Ex-Boeing worker wins judgment for $1 million
A former worker at Spokane’s Boeing Co. plant has won a million-dollar discrimination judgment against the giant aerospace company and a former supervisor who is now the plant’s president.
Thomas S. Burchfiel, who is 52 and now lives in North Carolina, lost his job in December 2002, just as Boeing officials were planning to sell the West Plains manufacturing site to Triumph Composite Systems, Inc.
Triumph, a global company that produces and supplies parts for the aerospace industry, continues operating the West Plains site; Boeing, now based in Chicago, is one of its customers.
Burchfiel had been diagnosed with leukemia in August 2001, a year after taking a job as a sales manager for Boeing. He had worked for Boeing for 20 years up to that point.
He lost his job in December 2002, a few days before Boeing concluded and announced the sale to Triumph.
His attorney, Robert Dunn, convinced a Spokane County Superior Court jury that Boeing and MaryLouThomas, the former supervisor, had discriminated against Burchfiel on the basis of his medical condition.
After a three-week trial, jurors voted 10-to-2 to award damages totaling $1,007,000 to Burchfiel and his wife, Patricia. Jurors denied Burchfiel’s claim that Triumph and Boeing had retaliated against him for statements he had made to Thomas before losing his job.
Before the trial, Boeing attorneys offered Burchfiel a settlement for $15,000, Dunn said.
“That offer was ridiculous,” said Dunn.
John Wright, vice president and general counsel for Triumph, said the company does not comment on pending litigation.
Debbie Nomaguchi, a Boeing spokeswoman, said the company was disappointed with the verdict. “Boeing believes we did not discriminate or retaliate against Mr. Burchfiel,” she said. An appeal will be considered.
As Triumph considered the purchase, it required Boeing managers to identify about 40 workers — 10 percent of the workforce on the West Plains — whose jobs could be eliminated, according to Dunn.
Dunn argued to the jury the end result, 38 workers let go, were Boeing workers either on leaves of absence due to family leaves or medical disabilities or employees with past discipline issues.
“What they did allowed them to purge their workforce, which is contrary to the laws of this state,” Dunn said. “This was their way of helping the new buyer come in and take over a clean slate so that it was more profitable” without medical or worker compensation claims, Dunn added.
The verdict, Dunn said, vindicates workers like Burchfiel.
“Employers have to be more understanding of people who’ve become sick,” he said.
Burchfiel testified that he took the job in Spokane when he was told it would be a key position to help boost sales of floor panels and other airplane components to after-market aerospace customers.
He was paid $65,500 a year in the West Plains plant as the company’s sales manager. While he was there, Thomas became the plant’s manager and sales supervisor. After the sale, she became Triumph’s West Plains site president.
A year after starting in Spokane, Burchfiel was diagnosed with leukemia. He took a three-month medical leave and then returned to work in late December 2001.

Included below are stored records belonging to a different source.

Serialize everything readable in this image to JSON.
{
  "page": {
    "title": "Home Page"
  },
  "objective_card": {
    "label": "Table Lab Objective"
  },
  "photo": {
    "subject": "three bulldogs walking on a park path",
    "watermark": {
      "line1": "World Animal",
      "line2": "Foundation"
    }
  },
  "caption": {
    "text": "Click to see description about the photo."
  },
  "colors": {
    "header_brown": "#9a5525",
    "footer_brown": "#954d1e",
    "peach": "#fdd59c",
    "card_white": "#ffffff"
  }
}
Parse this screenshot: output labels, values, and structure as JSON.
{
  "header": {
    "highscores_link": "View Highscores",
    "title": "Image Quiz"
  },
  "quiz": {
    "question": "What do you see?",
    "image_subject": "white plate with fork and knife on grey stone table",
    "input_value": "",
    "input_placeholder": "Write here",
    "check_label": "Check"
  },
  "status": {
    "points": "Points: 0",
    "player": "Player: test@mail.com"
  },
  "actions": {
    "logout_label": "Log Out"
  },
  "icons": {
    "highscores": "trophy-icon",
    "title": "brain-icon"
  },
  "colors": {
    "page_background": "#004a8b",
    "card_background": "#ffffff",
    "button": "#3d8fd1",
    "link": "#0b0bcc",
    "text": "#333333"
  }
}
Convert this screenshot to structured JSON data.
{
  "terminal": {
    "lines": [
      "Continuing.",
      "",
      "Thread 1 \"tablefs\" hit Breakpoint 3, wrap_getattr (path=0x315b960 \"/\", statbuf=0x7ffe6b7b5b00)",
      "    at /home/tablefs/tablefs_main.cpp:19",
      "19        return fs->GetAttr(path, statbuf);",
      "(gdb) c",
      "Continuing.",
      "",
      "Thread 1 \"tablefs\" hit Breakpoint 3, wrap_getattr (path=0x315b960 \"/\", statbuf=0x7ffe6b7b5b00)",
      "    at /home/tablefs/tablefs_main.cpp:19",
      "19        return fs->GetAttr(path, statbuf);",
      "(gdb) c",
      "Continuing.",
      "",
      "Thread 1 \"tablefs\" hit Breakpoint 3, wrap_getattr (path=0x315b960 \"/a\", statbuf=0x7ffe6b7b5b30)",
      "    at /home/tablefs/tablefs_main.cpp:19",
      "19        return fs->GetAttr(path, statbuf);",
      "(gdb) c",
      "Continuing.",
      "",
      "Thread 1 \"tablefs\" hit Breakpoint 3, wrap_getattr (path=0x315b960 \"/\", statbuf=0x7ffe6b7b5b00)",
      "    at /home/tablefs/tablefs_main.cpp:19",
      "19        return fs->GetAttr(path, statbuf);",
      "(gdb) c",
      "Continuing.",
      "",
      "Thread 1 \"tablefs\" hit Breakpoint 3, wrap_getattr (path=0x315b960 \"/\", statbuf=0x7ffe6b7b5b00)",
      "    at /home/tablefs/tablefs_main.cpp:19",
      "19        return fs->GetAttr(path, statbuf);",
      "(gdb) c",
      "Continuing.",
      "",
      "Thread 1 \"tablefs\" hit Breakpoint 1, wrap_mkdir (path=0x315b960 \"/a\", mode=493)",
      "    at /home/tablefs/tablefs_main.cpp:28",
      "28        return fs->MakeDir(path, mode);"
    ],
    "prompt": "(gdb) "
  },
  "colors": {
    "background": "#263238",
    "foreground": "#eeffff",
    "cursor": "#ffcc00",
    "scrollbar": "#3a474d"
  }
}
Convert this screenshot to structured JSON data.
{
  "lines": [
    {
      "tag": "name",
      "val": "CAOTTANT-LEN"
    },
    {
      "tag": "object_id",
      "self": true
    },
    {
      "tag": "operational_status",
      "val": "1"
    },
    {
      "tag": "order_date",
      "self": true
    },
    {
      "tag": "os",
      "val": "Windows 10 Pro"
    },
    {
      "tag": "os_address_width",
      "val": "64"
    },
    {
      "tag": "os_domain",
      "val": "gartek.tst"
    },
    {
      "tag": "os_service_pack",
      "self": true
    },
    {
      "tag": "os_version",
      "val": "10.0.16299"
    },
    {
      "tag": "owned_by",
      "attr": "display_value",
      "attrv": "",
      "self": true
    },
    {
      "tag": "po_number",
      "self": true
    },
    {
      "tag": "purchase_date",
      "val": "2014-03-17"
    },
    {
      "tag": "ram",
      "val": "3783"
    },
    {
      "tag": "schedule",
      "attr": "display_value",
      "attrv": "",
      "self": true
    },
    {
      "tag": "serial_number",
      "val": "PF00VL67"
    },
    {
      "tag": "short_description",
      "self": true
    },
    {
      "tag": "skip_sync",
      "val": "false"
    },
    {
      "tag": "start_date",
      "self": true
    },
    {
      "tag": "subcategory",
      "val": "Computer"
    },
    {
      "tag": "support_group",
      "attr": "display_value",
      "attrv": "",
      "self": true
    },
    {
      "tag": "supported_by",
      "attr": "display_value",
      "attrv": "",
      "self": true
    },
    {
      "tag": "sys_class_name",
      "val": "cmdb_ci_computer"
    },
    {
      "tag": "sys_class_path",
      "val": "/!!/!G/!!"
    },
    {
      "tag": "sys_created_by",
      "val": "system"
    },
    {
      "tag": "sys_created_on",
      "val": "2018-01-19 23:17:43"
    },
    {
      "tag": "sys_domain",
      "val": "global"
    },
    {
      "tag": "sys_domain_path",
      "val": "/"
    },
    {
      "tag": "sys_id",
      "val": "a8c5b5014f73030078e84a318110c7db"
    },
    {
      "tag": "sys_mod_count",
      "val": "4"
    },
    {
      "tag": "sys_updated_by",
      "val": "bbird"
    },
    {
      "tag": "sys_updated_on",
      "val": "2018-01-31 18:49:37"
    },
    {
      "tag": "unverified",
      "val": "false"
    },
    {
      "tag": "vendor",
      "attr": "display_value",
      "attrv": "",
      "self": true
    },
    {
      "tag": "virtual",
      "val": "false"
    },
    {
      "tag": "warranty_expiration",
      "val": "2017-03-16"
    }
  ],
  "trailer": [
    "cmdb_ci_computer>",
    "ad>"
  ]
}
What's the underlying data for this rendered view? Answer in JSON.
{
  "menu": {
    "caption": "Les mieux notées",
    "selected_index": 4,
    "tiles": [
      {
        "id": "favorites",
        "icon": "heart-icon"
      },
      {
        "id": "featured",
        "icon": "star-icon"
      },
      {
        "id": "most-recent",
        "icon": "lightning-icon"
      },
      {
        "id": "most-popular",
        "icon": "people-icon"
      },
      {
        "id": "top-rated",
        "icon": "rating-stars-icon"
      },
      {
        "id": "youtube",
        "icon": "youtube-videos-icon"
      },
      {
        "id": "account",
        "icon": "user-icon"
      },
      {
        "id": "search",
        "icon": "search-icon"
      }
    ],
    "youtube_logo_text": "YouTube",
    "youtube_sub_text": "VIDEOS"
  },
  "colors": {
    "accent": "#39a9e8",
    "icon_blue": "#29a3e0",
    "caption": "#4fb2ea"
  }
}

He learned then his sales manager’s job had been eliminated while he was gone. Burchfiel said he was assigned a menial job that had nothing to do with sales.
In late 2002, when Boeing managers announced the pending sale to Triumph, he applied for a sales job with Triumph. But in December of 2002 Boeing officials notified Burchfiel that he would not be hired by Triumph.
He later moved to North Carolina because his wife and he had relatives there.
“They told him (he would not be rehired) about three days before the formal announcement” of the sale, said Dunn.